La verdad es que a esta altura el CPP ha sido modificado todas las veces que el legislador lo ha estimado necesario, abordando una gran cantidad de cambios y temas que hacen que, en muchas materias, el texto actual no se asemeje en nada a su versión original. Partamos por el dato duro. En sus 23 años de vigencia, desde que se implementó en las primer regiones, el CPP ha sido reformado en 47 ocasiones (un promedio de dos reformas legales al año). Esas reformas han modificado 298 artículos de los 485 que lo integran. Ellas han significado cambios sustanciales a materias como la ampliación de las facultades policiales autónomas (incluyendo controles de identidad, detenciones por flagrancia, allanamientos, entre otras); la ampliación y flexibilización de medidas intrusivas, que permiten al Ministerio Público investigar; el endurecimiento del régimen de medidas cautelares personales, en especial, la prisión preventiva; la flexibilización de reglas probatorias en el juicio oral; el fortalecimiento significativo de derechos de las víctimas; la disminución de los controles judiciales a las actividades de investigación, entre otros.

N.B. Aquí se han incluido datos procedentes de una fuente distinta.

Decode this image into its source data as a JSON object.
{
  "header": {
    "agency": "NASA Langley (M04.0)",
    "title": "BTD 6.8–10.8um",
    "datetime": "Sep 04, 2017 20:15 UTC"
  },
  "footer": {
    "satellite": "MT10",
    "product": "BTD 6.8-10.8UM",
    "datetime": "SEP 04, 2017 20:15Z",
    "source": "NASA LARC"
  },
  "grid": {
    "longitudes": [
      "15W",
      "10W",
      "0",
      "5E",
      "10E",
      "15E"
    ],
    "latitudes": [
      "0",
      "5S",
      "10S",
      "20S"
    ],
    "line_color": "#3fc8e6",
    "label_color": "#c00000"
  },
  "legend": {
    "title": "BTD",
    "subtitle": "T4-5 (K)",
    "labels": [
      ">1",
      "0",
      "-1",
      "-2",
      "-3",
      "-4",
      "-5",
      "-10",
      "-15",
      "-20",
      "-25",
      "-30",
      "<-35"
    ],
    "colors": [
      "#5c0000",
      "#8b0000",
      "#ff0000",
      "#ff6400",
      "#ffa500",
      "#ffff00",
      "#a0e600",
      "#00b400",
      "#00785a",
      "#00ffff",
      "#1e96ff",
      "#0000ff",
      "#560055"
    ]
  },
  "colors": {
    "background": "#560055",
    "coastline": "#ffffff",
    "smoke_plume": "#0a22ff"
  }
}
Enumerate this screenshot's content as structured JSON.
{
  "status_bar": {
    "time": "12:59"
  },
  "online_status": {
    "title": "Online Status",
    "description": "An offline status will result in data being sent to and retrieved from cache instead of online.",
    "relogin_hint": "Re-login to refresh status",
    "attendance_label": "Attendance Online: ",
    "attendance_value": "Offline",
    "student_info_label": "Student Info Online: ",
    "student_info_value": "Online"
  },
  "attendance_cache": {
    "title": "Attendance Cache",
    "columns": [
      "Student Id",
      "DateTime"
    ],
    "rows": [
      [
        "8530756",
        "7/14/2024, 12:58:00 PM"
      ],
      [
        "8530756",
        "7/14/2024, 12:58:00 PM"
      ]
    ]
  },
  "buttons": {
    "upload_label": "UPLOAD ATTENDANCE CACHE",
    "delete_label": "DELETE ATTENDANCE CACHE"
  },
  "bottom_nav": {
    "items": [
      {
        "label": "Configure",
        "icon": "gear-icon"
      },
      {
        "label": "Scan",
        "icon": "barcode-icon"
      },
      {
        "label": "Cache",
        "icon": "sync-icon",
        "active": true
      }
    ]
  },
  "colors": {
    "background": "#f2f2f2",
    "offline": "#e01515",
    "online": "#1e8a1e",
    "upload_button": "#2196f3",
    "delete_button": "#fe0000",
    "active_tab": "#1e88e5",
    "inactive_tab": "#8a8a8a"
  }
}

Muchas de estas reformas han introducido cambios estructurales muy extensos, como, por ejemplo, las conocidas agendas corta de 2008 (Ley N° 20.253) y de 2016 (Ley N° 20.931) o la reciente normativa que fortalece la persecución de los delitos de delincuencia organizada (Ley N° 21.577, de 2023).
El proceso de reforma del CPP se ha intensificado particularmente los últimos dos años. Así, entre 2022 y 2023 se han dictado 17 de las 47 leyes (36,1% del total). La magnitud y velocidad de estas transformaciones es tan importante que quienes enseñamos al CPP en nuestros cursos de Derecho vemos la necesidad de cambiar varias veces al semestre su planificación para hacernos cargo de los cambios que se introducen. La verdad sea dicha, muchos de ellos no son de fácil asimilación, por su complejidad, falta de sistematicidad y descuido técnico.
En este escenario, la pregunta más o menos obvia es ¿cuánta responsabilidad podemos atribuirle hoy al CPP original del año 2000 de los males de 2024, luego de 47 reformas? Creo que nuevamente el argumento de responsabilización del sistema acusatorio muestra sus enormes debilidades y falta de
correspondencia con la realidad.
Todo lo anterior no obsta a tener una visión crítica de muchos aspectos del funcionamiento de nuestra justicia penal. En varias columnas en este mismo medio, y en muchos de mis trabajos académicos, he llamado la atención acerca de la creciente pérdida de calidad, dinamismo y deterioro en los resultados que ha experimentado el sistema en los últimos años; también he abogado por cambios de prácticas y normativos. Con todo, esa visión crítica no nos debe llevar a un debate argumentativo tan pobre y falto de evidencia como las frases de los alcaldes que revisé al inicio. Si es verdad que la seguridad nos interesa a todos y queremos mejorar la situación actual, hay que ponerse un poco más serios.
1 Ministerio Público y Vera Institute of Justice, Analizando la reforma a la justicia criminal en Chile, LOM ediciones, Santiago, 2004, 28 pp.